CTA of the abdomen is the preferred diagnostic tool for detecting pseudoaneurysms originating from abdominal arteries. It distinguishes between true aneurysms and pseudoaneurysms. It also identifies underlying causes, such as pancreatitis, or vascular abnormalities, as well as intraperitoneal hemorrhage. Beyond confirming the diagnosis, CTA provides essential information for selecting between endovascular procedures and surgery (1, 2, 14). In the present case, CTA confirmed the diagnosis and provided crucial information for guiding therapy.

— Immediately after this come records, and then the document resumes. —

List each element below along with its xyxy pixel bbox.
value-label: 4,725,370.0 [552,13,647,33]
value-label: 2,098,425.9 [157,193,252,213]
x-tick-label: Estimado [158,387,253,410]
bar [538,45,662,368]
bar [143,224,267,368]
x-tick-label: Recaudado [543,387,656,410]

Selective arterial angiography is considered the gold standard investigation for diagnosing vascular-related diseases, offering the additional benefit of therapeutic intervention (14). In hemodynamically stable patients, the preferred treatment options are endovascular coil embolization or covered stent placement. However, endovascular embolization is the preferred method due to better outcomes and lower morbidity. Coils, thrombin, gel foam, cyanoacrylate glue, or combinations of these agents are used in the embolization process (11). Limitations of endovascular techniques include occasional difficulties in accessing target vessels and managing tortuous arteries (3, 9). Hemodynamically unstable patients are optimally managed with emergency abdominal exploration, and in some cases, bowel resection with mesenteric vessel ligation may be required to control the bleeding (6, 11). In this case, selective angiography of the SMA was performed, followed by successful coil embolization of the pseudoaneurysm, eliminating the need for surgical exploration. This study has limitations. It is a single case, which limits generalizability. Long-term follow-up data are lacking, making it difficult to assess recurrence risk and treatment durability. While endovascular embolization was successful, its long-term efficacy for pseudoaneurysms due to rheumatoid vasculitis remains uncertain. Larger studies with extended follow-up are needed to establish optimal management strategies for this rare condition.
CONCLUSION
Right colic artery pseudoaneurysm is extremely rare among visceral artery pseudoaneurysms. Autoimmune disorders, such as rheumatoid arthritis, can be contributing factors to conditions like rheumatoid vasculitis. CTA is crucial for diagnosing pseudoaneurysms, as it reveals the vascular origin and helps guide the treatment plan. Selective arterial angiography followed by endovascular coil embolization is an effective treatment for right colic artery pseudoaneurysms.